政治

歩道通行 警備員が阻む シュワブ前 防衛局は正当性主張

新基地建設に反対し座り込む市民を取り囲む警察官ら=18日、名護市辺野古の米軍キャンプ・シュワブゲート前

 【辺野古問題取材班】米軍普天間飛行場の移設に伴う名護市辺野古の新基地建設で沖縄防衛局は18日、米軍キャンプ・シュワブの工事用ゲートから車両411台で資材を搬入した。建設に反対する市民ら約60人は沖縄防衛局が新たに設置した柵と交通規制材(バリロード)間の約1メートルの幅に2列で座り込んだ。沖縄防衛局はこの1メートル幅を「歩行者通路」としているが、民間警備員らが国道の歩道の両脇を固め、警察官に移動させられた後、市民らの通行を阻んだ。

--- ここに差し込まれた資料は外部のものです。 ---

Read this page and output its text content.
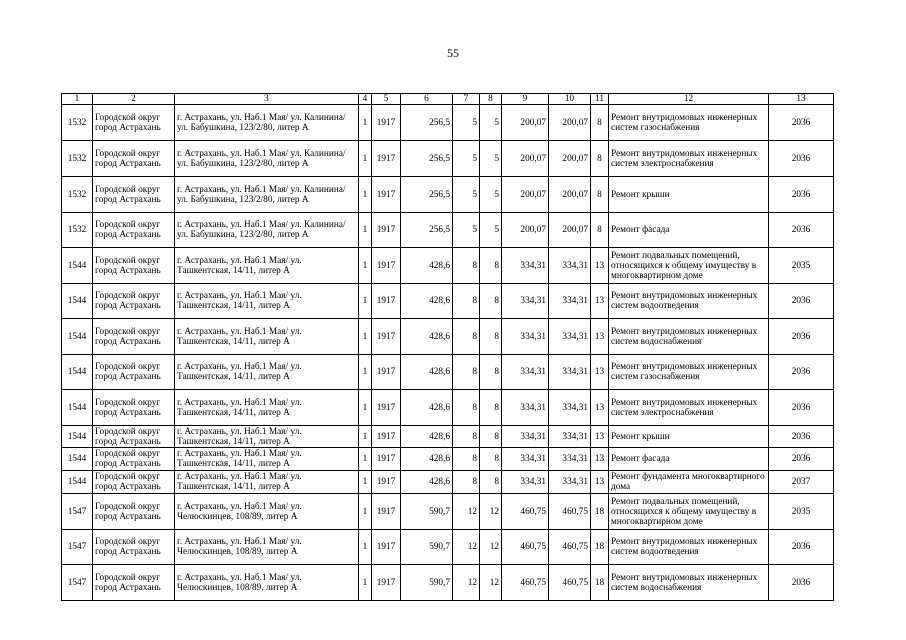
55
1	2	3	4	5	6	7	8	9	10	11	12	13
1532	Городской округ город Астрахань	г. Астрахань, ул. Наб.1 Мая/ ул. Калинина/ ул. Бабушкина, 123/2/80, литер А	1	1917	256,5	5	5	200,07	200,07	8	Ремонт внутридомовых инженерных систем газоснабжения	2036
1532	Городской округ город Астрахань	г. Астрахань, ул. Наб.1 Мая/ ул. Калинина/ ул. Бабушкина, 123/2/80, литер А	1	1917	256,5	5	5	200,07	200,07	8	Ремонт внутридомовых инженерных систем электроснабжения	2036
1532	Городской округ город Астрахань	г. Астрахань, ул. Наб.1 Мая/ ул. Калинина/ ул. Бабушкина, 123/2/80, литер А	1	1917	256,5	5	5	200,07	200,07	8	Ремонт крыши	2036
1532	Городской округ город Астрахань	г. Астрахань, ул. Наб.1 Мая/ ул. Калинина/ ул. Бабушкина, 123/2/80, литер А	1	1917	256,5	5	5	200,07	200,07	8	Ремонт фасада	2036
1544	Городской округ город Астрахань	г. Астрахань, ул. Наб.1 Мая/ ул. Ташкентская, 14/11, литер А	1	1917	428,6	8	8	334,31	334,31	13	Ремонт подвальных помещений, относящихся к общему имуществу в многоквартирном доме	2035
1544	Городской округ город Астрахань	г. Астрахань, ул. Наб.1 Мая/ ул. Ташкентская, 14/11, литер А	1	1917	428,6	8	8	334,31	334,31	13	Ремонт внутридомовых инженерных систем водоотведения	2036
1544	Городской округ город Астрахань	г. Астрахань, ул. Наб.1 Мая/ ул. Ташкентская, 14/11, литер А	1	1917	428,6	8	8	334,31	334,31	13	Ремонт внутридомовых инженерных систем водоснабжения	2036
1544	Городской округ город Астрахань	г. Астрахань, ул. Наб.1 Мая/ ул. Ташкентская, 14/11, литер А	1	1917	428,6	8	8	334,31	334,31	13	Ремонт внутридомовых инженерных систем газоснабжения	2036
1544	Городской округ город Астрахань	г. Астрахань, ул. Наб.1 Мая/ ул. Ташкентская, 14/11, литер А	1	1917	428,6	8	8	334,31	334,31	13	Ремонт внутридомовых инженерных систем электроснабжения	2036
1544	Городской округ город Астрахань	г. Астрахань, ул. Наб.1 Мая/ ул. Ташкентская, 14/11, литер А	1	1917	428,6	8	8	334,31	334,31	13	Ремонт крыши	2036
1544	Городской округ город Астрахань	г. Астрахань, ул. Наб.1 Мая/ ул. Ташкентская, 14/11, литер А	1	1917	428,6	8	8	334,31	334,31	13	Ремонт фасада	2036
1544	Городской округ город Астрахань	г. Астрахань, ул. Наб.1 Мая/ ул. Ташкентская, 14/11, литер А	1	1917	428,6	8	8	334,31	334,31	13	Ремонт фундамента многоквартирного дома	2037
1547	Городской округ город Астрахань	г. Астрахань, ул. Наб.1 Мая/ ул. Челюскинцев, 108/89, литер А	1	1917	590,7	12	12	460,75	460,75	18	Ремонт подвальных помещений, относящихся к общему имуществу в многоквартирном доме	2035
1547	Городской округ город Астрахань	г. Астрахань, ул. Наб.1 Мая/ ул. Челюскинцев, 108/89, литер А	1	1917	590,7	12	12	460,75	460,75	18	Ремонт внутридомовых инженерных систем водоотведения	2036
1547	Городской округ город Астрахань	г. Астрахань, ул. Наб.1 Мая/ ул. Челюскинцев, 108/89, литер А	1	1917	590,7	12	12	460,75	460,75	18	Ремонт внутридомовых инженерных систем водоснабжения	2036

 ゲート前で平和市民連絡会の北上田毅氏は、糸数慶子参院議員が入手した7月11日付の沖縄総合事務局の道路占有回答書を市民に示し、「歩道は占有区域に含まれていない。立ち入りを禁止する根拠はない」と指摘した。これに対し沖縄防衛局は本紙取材に「道路法35条に基づく道路占有にかかる協議をし、同意を得て設置した」と法律に基づく占有だと強調した。

 道路法35条では「国の事業のための道路の占有は管理者と協議し、同意を得れば足りる」とされている。

 海上でも護岸工事が進められた。18日午後、K4護岸とN3護岸が接続するまで残り15メートルほどに迫っているのを市民が確認し、「早くて明日、遅くて今週中にも区域が囲い込まれるだろう」と懸念を示した。